Ouf ! Enfin de retour sur la blogosphere. Ca me manquait. Mais j’étais beaucoup trop fatiguée à jongler entre la petite ROSE, les dossiers tout chauds du crépuscule de l’année et une remise en forme qui tarde à venir. Révélation : je viens enfin de comprendre que je n’étais pas la réincarnation de Super Woman. Dommage.

Après l’aventure en solo survoltée, un challenge de taille s’annonce : développer ma petite boîte et assurer dans mes nouvelles fonction de maman. Chling ! la méthode Couet : au secours !

Un mois et demi que mon petit trésor est arrivé. J’ai profité d’une jolie période de cocooning. Des fêtes de fin d’années ouatées pour me reposer un maximum. Un état agréable que j’avais oublié depuis quelques temps. Même en attendant bébé.

« Délègue ! » me rabâchent quelques candides de l’entreprenariat. Bah ! Voyons. Vous n’avez pas compris le concept : « je bosse en solo ». En solo !

C’est aussi le temps de revoir les objectifs fixés pour une entreprise de qualité. Des résolutions de début d’année, en quelque sorte. D’abord, faire un point sur les dossiers… Et sur les clients. Ceux avec qui j’ai encore envie de collaborer et ceux que je vais délicatement congédier. Et oui !!! Le solo choisit ses camarades de jeu.

Est-ce que je m’éclate dans telle ou telle mission ? Une petite piqûre de rappel du but premier de cette création d’entreprise, histoire de me rebooster : savoir pourquoi/pour quoi je me lève le matin et m’amuser dans mon job.

Qu’ai-je envie de faire cette année ? Les chamboulements derniers relancent la donne.

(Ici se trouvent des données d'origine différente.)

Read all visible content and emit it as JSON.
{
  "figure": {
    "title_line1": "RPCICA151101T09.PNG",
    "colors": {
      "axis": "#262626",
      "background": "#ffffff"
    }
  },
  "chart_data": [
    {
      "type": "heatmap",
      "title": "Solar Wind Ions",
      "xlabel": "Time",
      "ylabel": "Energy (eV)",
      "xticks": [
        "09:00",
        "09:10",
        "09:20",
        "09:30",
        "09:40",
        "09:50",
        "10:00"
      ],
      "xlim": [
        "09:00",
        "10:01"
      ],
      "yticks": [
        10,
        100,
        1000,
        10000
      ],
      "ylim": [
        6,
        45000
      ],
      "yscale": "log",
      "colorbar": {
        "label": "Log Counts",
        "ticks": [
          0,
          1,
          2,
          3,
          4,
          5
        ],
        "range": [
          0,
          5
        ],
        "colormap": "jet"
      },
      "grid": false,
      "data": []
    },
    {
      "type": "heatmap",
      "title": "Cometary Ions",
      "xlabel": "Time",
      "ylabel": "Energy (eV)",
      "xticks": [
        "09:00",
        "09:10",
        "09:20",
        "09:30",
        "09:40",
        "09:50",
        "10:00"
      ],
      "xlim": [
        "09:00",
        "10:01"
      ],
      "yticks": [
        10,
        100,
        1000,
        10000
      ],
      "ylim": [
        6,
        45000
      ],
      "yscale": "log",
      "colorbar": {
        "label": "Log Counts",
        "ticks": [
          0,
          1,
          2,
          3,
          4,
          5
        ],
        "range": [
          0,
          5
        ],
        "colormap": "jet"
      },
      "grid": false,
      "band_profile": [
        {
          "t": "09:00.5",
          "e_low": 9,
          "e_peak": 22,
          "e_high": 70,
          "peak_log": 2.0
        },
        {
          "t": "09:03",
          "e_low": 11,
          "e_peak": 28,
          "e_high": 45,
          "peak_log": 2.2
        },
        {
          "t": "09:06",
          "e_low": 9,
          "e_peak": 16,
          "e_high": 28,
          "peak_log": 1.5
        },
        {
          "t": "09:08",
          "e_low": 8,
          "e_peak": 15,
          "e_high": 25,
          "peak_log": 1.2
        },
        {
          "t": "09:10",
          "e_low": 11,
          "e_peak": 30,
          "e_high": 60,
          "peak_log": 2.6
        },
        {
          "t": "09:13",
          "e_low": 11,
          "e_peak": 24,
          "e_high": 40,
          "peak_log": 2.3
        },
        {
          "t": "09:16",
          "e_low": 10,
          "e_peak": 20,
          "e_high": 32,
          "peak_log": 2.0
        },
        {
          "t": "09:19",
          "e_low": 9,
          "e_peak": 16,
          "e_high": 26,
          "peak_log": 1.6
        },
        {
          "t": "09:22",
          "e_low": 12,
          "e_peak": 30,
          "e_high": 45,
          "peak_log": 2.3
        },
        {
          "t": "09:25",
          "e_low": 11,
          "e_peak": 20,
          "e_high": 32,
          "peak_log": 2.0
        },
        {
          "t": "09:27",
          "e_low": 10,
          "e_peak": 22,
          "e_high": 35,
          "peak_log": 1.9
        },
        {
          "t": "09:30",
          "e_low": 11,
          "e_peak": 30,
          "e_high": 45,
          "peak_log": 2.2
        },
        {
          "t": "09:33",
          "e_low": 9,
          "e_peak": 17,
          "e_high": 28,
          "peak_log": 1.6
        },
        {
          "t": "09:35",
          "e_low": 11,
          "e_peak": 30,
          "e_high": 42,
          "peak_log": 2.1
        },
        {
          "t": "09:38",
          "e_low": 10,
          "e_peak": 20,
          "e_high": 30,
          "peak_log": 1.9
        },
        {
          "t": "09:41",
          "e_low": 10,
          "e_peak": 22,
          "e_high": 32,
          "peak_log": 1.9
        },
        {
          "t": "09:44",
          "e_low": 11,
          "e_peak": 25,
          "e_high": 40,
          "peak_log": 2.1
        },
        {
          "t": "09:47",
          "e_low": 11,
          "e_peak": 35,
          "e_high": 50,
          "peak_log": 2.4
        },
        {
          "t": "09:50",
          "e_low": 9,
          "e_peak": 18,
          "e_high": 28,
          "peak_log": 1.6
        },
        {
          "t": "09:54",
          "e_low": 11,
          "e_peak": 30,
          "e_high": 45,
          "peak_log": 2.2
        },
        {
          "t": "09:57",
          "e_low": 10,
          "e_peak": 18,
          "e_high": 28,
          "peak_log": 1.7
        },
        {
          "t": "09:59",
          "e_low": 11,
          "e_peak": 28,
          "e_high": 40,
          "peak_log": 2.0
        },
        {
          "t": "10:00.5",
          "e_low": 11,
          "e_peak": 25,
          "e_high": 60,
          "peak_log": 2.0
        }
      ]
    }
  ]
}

Comme le stipule mes cartes de vœux : 2008, l’année ou jamais. Mission acceptée : je mets le paquet pour un développement optimal. Et puis, j’ai un gros projet pour 2008 : créer une autre entreprise en Loire-Atlantique. Histoire de bosser au bon air et proche de l’Océan.

29 janvier 2008

Contrat de professionnalisation : réponse à Clément

Bonjour, Clément,

Et merci pour votre commentaire.

Rectification : je ne tape pas sur les étudiants. J’ai eu la grande chance de faire mes quatre années d’études supérieures en contrat d’apprentissage. Donc je pense connaître assez bien le sujet.

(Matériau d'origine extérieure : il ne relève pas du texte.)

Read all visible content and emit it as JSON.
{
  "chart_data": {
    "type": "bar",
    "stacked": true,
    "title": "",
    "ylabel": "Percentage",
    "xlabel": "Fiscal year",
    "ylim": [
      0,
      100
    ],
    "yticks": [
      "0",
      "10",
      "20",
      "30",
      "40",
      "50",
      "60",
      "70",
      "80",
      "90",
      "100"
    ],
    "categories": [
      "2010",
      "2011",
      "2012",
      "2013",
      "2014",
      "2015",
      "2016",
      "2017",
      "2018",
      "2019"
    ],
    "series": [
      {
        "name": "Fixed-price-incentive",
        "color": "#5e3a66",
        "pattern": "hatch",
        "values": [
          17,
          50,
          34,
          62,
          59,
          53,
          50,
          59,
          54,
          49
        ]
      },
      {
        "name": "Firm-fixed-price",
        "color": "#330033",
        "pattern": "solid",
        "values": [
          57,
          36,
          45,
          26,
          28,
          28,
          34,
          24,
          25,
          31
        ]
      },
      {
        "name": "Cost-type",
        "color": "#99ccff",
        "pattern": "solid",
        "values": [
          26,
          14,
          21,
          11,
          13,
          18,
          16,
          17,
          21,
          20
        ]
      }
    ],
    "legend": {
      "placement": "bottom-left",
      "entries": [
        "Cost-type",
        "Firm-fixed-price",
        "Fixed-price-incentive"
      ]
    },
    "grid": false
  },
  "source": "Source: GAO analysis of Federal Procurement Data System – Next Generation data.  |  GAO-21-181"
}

Je souhaite simplement témoigner sur les rencontres plus qu’étranges faites lors du recrutement organisé par ma petite structure. Et corroborer les réflexions émises par certains chefs d’entreprise (et employés !) ayant rencontré ce type d’étudiants. Et oui, je ne suis pas la seule à effectuer ce constat. Avouez que les étudiants en contrat de professionnalisation ou autres traînent une réputation peu glorieuse. Beaucoup de patrons et de salariés autour de moi se sont fait des cheveux blancs avec ces étudiants pas comme les autres. Heureusement : pas tous. L’alternance se démocratise depuis peu. Mais pourquoi les étudiants en contrat de professionnalisation ont autant de difficultés pour trouver une entreprise qui prenne le temps de les former ?

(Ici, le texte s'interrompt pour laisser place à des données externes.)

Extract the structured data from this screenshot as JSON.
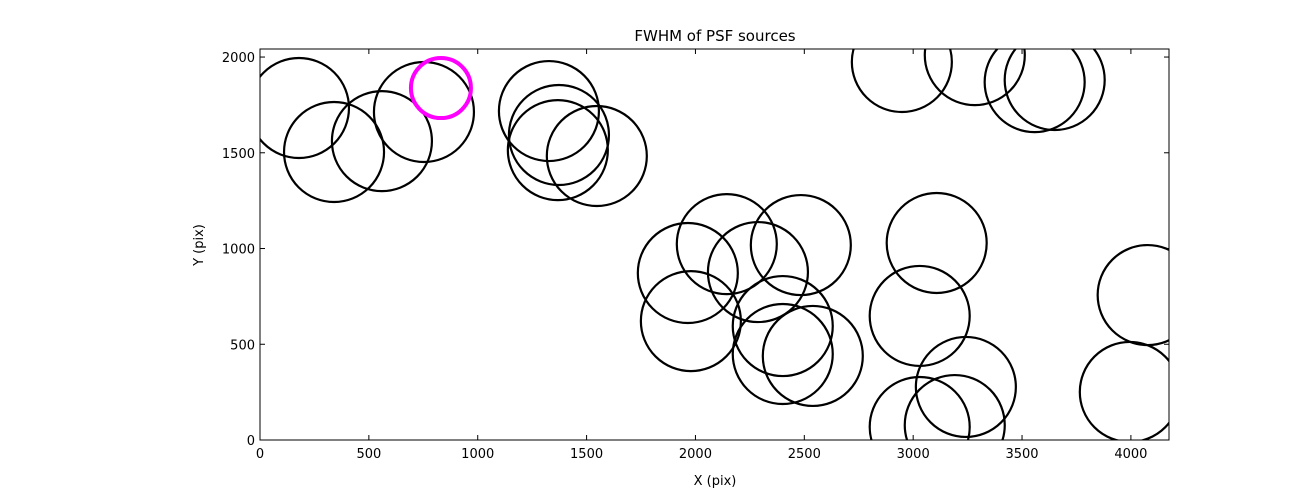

Vous parlez du salaire. Il y a des conventions, des règlements, des barèmes. Donc NON : pas de plus et pas de moins. Le contrat que vous avez signé stipule ce que vous allez toucher réellement en tant qu’étudiant en entreprise. 55 à 80% du SMIC en fonction des conventions collectives, l’âge, le niveau scolaire. Etre payé pour apprendre et acquérir les techniques du terrain : un luxe pour être recruté rapidement après des études. C’est étrange que l’argent, le salaire, les acquis, les congés, les avantages, les primes soient toujours et encore les premiers arguments mis en avant.

Vous parlez des aides pour vos études. Bizarre puisque c’est votre entreprise d’accueil qui paie votre formation.

Vous parlez des exonérations de charges. Pas toutes ! La fin d’année m’a réservé des surprises. Mon chéquier en a supporté les frais. Et contrairement à ce que vous annoncez : je n’ai touché aucun pécule de la région pour l’embauche de mon assistante en alternance.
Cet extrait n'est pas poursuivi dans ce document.